The absence of Sylvester Stallone in his most famous role isn’t the only big change in this franchise’s third installment. Jordan, in addition to playing Adonis, is making his feature directorial debut with this movie as Creed comes face-to-face with his vengeful childhood friend Dame (Jonathan Majors), whose boxing dreams were derailed with an arrest and who has now returned to take the championship and fame that Adonis has earned.
The past two “Creed” films have been solid mid-budget successes theatrically, with “Creed” earning $109 million domestic and $173.5 million worldwide in 2015 against a $35 million budget, paving the road for both Jordan and director Ryan Coogler to find global success with “Black Panther.”

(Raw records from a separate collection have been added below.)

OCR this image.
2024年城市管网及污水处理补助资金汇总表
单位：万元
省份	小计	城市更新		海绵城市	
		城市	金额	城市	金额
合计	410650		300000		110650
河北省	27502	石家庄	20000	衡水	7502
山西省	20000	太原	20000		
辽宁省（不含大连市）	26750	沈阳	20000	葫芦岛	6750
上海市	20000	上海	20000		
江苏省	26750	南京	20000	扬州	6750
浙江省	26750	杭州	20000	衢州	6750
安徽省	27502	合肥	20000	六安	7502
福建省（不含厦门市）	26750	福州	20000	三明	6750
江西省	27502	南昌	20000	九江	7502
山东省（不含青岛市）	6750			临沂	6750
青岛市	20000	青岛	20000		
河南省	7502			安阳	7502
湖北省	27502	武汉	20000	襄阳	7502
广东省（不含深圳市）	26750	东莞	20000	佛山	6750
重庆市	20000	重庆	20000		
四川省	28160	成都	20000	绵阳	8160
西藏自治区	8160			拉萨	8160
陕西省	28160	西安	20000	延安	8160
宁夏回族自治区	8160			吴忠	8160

Three years later, “Creed II” saw Jordan and Stallone return with Dolph Lundgren as “Rocky IV” foe Ivan Drago, with Steven Caple Jr. taking over as director and MGM taking over as distributor. Released during Thanksgiving weekend with a $50 million budget, “Creed II” did slightly better than its predecessor with $115 million domestic and $214 million worldwide.
Another $100 million-plus domestic run with “Creed III” would be a big win for Jordan and MGM, showing that the boxing series has built enough of a fan base to sustain itself without Stallone around to bring in older moviegoers. Tracking suggests that the film could get off to a good start towards that goal this weekend, with projections currently set at $40 million. MGM is projecting a $35 million-$38 million opening, which would be in the range of the $35.5 million Fri.-Sun. opening of “Creed II.”

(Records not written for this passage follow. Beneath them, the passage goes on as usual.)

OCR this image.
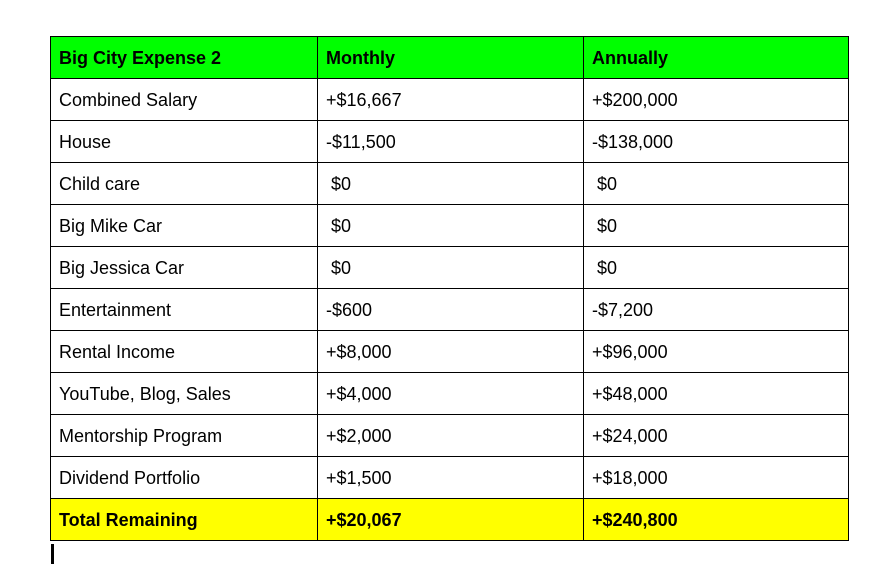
Big City Expense 2	Monthly	Annually
Combined Salary	+$16,667	+$200,000
House	-$11,500	-$138,000
Child care	$0	$0
Big Mike Car	$0	$0
Big Jessica Car	$0	$0
Entertainment	-$600	-$7,200
Rental Income	+$8,000	+$96,000
YouTube, Blog, Sales	+$4,000	+$48,000
Mentorship Program	+$2,000	+$24,000
Dividend Portfolio	+$1,500	+$18,000
Total Remaining	+$20,067	+$240,800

Reviews are helping with early word of mouth as the critics’ consensus seems to be that “Creed III” is another excellent addition to the series even if it doesn’t meet the heights of the first installment. Currently, the film’s Rotten Tomatoes score stands at 90%.

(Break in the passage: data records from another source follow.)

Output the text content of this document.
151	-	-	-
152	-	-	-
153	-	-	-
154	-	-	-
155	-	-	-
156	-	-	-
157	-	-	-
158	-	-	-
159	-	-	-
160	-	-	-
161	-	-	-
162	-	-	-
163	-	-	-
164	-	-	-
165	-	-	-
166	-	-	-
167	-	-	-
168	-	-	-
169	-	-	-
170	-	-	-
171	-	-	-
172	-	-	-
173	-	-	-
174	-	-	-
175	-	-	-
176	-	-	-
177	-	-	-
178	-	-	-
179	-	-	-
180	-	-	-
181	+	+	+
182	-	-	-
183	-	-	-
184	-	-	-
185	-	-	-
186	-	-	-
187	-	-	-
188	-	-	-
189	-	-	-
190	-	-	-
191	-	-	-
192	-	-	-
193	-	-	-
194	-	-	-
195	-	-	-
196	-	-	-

The challenge for “Creed III” will be to maintain its punching power in the later rounds. (There’s a rule that you have to include at least one tedious boxing analogy in every story about the franchise.) MGM’s film is the first in a series of sequels coming throughout March, with Paramount’s “Scream VI” next up the following weekend and sequels to “Shazam!” and “John Wick” afterwards.
This is great news for theaters that desperately need this sort of rapid-fire release schedule to bring a wide array of moviegoers back to theaters, but it also creates a very competitive market that could likely leave one of these big blockbusters squeezed out unless their unique premises allow each of them to find their own lane.
“Creed III,” with its emotional, character-driven plot and thrilling boxing sequences, doesn’t have that much in common with the light-hearted superheroics of “Shazam! Fury of the Gods” or the intense thrills of “Scream VI” and “John Wick: Chapter 4.” If word of mouth among audiences generates wider interest for Jordan and Majors’ performances in the ring, that might give “Creed III” the legs it needs to go the distance against some very stacked competition.
“The best scenario would be if people who see ‘Creed III’ see trailers for ‘John Wick 4’ and want to see that, and people who see ‘Shazam’ see trailers for ‘Dungeons & Dragons’ and get excited to see that,” said Comscore analyst Paul Dergarabedian. “If numbers this spring are going to be stronger than expected, then we need to see these films boost each other rather than compete against each other and get people excited to frequently come back to theaters.”
If “Creed III” is a major contributor to a March bonanza, that will be a big boost to MGM as it begins a new chapter under Amazon’s ownership. On Tuesday, the studio announced that it had hired former Warner Bros. executive Courtney Valenti as the head of its film division, reporting to Amazon Studios chief Jennifer Salke.
While Amazon acquired an extensive library and co-distribution of future James Bond films with Warner Bros. by purchasing MGM, there have been questions as to how much of a box office footprint MGM can still have outside of that legendary spy series. As Valenti forges a new future for MGM’s theatrical and streaming portfolio, having a strong start with “Creed III” would be a perfect way to start her tenure.